At the helm of The Impossible is the Spanish director, Juan Antonio Bayona, famous for the tragic, mystery thriller, The Orphanage. In many ways, much like The Orphanage, The Impossible could be a Disney movie made for adults, and that is meant with the utmost respect. The beginning of the movie shows our family of protagonists – Maria (Naomi Watts), Henry (Ewan McGregor), Lucas (Tom Holland), Thomas (Sam Joslin), Simon (Oaklee Pendergast) – enjoying their holiday on the idyllic beaches of Thailand; white sand, crystal-clear opal seas and glorious sunshine juxtapose the disequilibrium we know will shatter the lives of the characters. What we do get in these initial scenes are little character nuances that bring the family down to a human level; when they are checking their room, one of the little boys pulls off the plastic protective cover from a new light switch. These touches may seem pointless on the surface, but they help establish these characters as one of us and make their experiences even more difficult to watch and comprehend.

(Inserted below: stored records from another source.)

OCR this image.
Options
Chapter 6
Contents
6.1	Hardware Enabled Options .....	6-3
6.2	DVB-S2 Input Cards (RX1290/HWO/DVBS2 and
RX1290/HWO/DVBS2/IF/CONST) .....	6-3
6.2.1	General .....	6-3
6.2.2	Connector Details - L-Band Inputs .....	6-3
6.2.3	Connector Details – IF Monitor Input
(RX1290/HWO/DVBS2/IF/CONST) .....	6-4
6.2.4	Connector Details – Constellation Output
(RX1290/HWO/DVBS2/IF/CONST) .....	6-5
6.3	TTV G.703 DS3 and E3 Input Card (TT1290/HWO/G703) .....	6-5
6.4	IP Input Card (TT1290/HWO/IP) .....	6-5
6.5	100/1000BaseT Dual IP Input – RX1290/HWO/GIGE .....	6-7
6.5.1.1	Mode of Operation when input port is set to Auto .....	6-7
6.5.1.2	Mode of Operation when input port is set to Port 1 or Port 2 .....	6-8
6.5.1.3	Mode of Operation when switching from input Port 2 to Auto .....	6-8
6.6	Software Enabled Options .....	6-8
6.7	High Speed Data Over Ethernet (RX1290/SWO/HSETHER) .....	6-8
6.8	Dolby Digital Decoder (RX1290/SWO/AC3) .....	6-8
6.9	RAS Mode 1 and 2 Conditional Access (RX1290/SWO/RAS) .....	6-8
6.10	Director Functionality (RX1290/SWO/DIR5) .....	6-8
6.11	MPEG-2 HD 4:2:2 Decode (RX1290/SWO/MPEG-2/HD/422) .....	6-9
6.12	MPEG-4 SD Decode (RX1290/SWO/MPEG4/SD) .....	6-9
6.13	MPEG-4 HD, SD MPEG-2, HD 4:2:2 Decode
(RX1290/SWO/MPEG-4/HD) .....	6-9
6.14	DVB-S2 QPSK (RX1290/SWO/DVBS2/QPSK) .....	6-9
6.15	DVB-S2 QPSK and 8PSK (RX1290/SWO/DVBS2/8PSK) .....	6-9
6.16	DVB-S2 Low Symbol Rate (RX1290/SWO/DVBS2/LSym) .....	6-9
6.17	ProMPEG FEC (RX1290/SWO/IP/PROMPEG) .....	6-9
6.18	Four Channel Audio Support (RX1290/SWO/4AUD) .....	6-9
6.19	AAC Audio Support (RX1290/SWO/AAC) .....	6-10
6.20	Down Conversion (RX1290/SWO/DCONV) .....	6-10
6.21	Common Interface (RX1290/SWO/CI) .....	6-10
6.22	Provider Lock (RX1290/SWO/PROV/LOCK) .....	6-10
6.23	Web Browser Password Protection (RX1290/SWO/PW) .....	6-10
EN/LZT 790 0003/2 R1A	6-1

It is testament to the director that he deals with the eventual tsunami scene with absolute perfection. Almost everything we see is done with miniatures rather than CGI, and it just highlights the visual impact of practical effects; we are thrown in the blackened, rushing water with Maria and Lucas and it’s an extremely oppressive, harrowing procession of scenes. We are shown the massive devastation of the wave through a series of crane shots and helicopter shots, and the cinematography, be it colour tone, shot choice or what is actually in the frame, is fantastic. The whole cast throughout, including Ewan McGregor, deliver stunning performances, and on about half a dozen occasions I found tears were forming; maybe this was score doing its job, as this movie does have the music you would expect, but it was never overstated or overtly cloying.
It’s impossible to ignore the human suffering of the event, and the director doesn’t shy away from the gore on a number of occasions. One aspect of the movie that critics found problematic is that they changed the nationality of the family from Spanish to English. While this may be a studio choice for economic reasons (stars sell movies), the tsunami was a tragedy that struck millions of people, regardless of skin colour, wealth or nationality, and I think the director has made this movie a document on the global suffering, pain but eventual hope that came of the Asian tsunami, rather than solely about the family of protagonists.
The Impossible was not an easy watch by any stretch of the imagination. There were points where the intensity of the story really gets the better of you, but it’s not without little scenes of hope and the strength of the human spirit, so the pay off at the end is rewarding. As a movie experience it is definitely worth your time, but get some tissues at hand, because you’ll probably need them.